LLM as Judge
PassAudited by ClawScan on May 1, 2026.
Overview
This instruction-only skill is coherent and purpose-aligned, but users should notice that it may share task details with a different model provider for review.
This skill appears safe to install as an instruction-only cross-model review workflow. Before using it on confidential code, security designs, trading systems, or long-term planning documents, make sure you are comfortable sending the relevant context to another model provider and do not include secrets unless necessary.
Findings (2)
Artifact-based informational review of SKILL.md, metadata, install specs, static scan signals, and capability signals. ClawScan does not execute the skill or run runtime probes.
Plans, code, architecture details, or security/financial system context may be shared with another model provider during review.
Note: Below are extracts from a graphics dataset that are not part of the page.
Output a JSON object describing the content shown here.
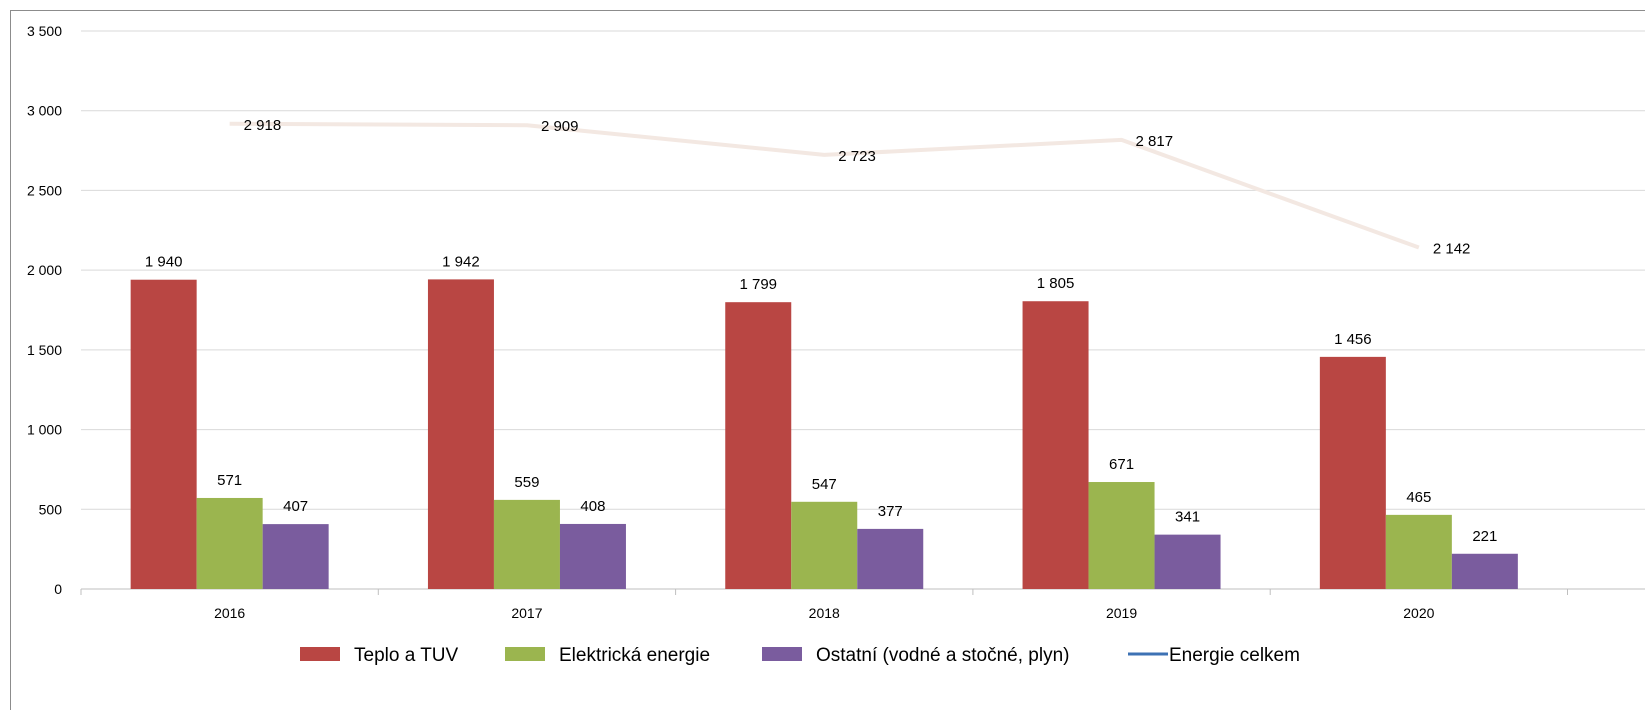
{
  "chart_data": {
    "type": "bar",
    "categories": [
      "2016",
      "2017",
      "2018",
      "2019",
      "2020"
    ],
    "series": [
      {
        "name": "Teplo a TUV",
        "type": "bar",
        "color": "#b94643",
        "values": [
          1940,
          1942,
          1799,
          1805,
          1456
        ],
        "labels": [
          "1 940",
          "1 942",
          "1 799",
          "1 805",
          "1 456"
        ]
      },
      {
        "name": "Elektrická energie",
        "type": "bar",
        "color": "#9bb54f",
        "values": [
          571,
          559,
          547,
          671,
          465
        ],
        "labels": [
          "571",
          "559",
          "547",
          "671",
          "465"
        ]
      },
      {
        "name": "Ostatní (vodné a stočné, plyn)",
        "type": "bar",
        "color": "#7a5c9e",
        "values": [
          407,
          408,
          377,
          341,
          221
        ],
        "labels": [
          "407",
          "408",
          "377",
          "341",
          "221"
        ]
      },
      {
        "name": "Energie celkem",
        "type": "line",
        "color": "#f3e8e2",
        "legend_color": "#3d72b4",
        "values": [
          2918,
          2909,
          2723,
          2817,
          2142
        ],
        "labels": [
          "2 918",
          "2 909",
          "2 723",
          "2 817",
          "2 142"
        ]
      }
    ],
    "ylim": [
      0,
      3500
    ],
    "yticks": [
      0,
      500,
      1000,
      1500,
      2000,
      2500,
      3000,
      3500
    ],
    "ytick_labels": [
      "0",
      "500",
      "1 000",
      "1 500",
      "2 000",
      "2 500",
      "3 000",
      "3 500"
    ],
    "grid": true,
    "legend_position": "bottom",
    "colors": {
      "grid": "#d9d9d9",
      "axis": "#bfbfbf"
    }
  }
}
The skill explicitly routes review content to a separate model/provider, which is central to its purpose but creates a data-sharing boundary users should understand.
Use a different provider than the executor to avoid shared blind spots: ... Executor: Claude → Judge: `kimi` or `grok` or `gemini-pro`
Use this only where cross-provider review is acceptable, avoid including secrets or unnecessary proprietary details, and consider provider data-retention policies.
Users may treat the judge verdict as stronger assurance than it really is.
The skill presents precise effectiveness claims without supporting evidence in the artifacts, which could lead users to overestimate the assurance provided by the judge model.
Cross-model review catches ~85% of issues vs ~60% for self-reflection.
Treat judge output as advisory and continue using normal testing, security review, and human judgment for high-stakes work.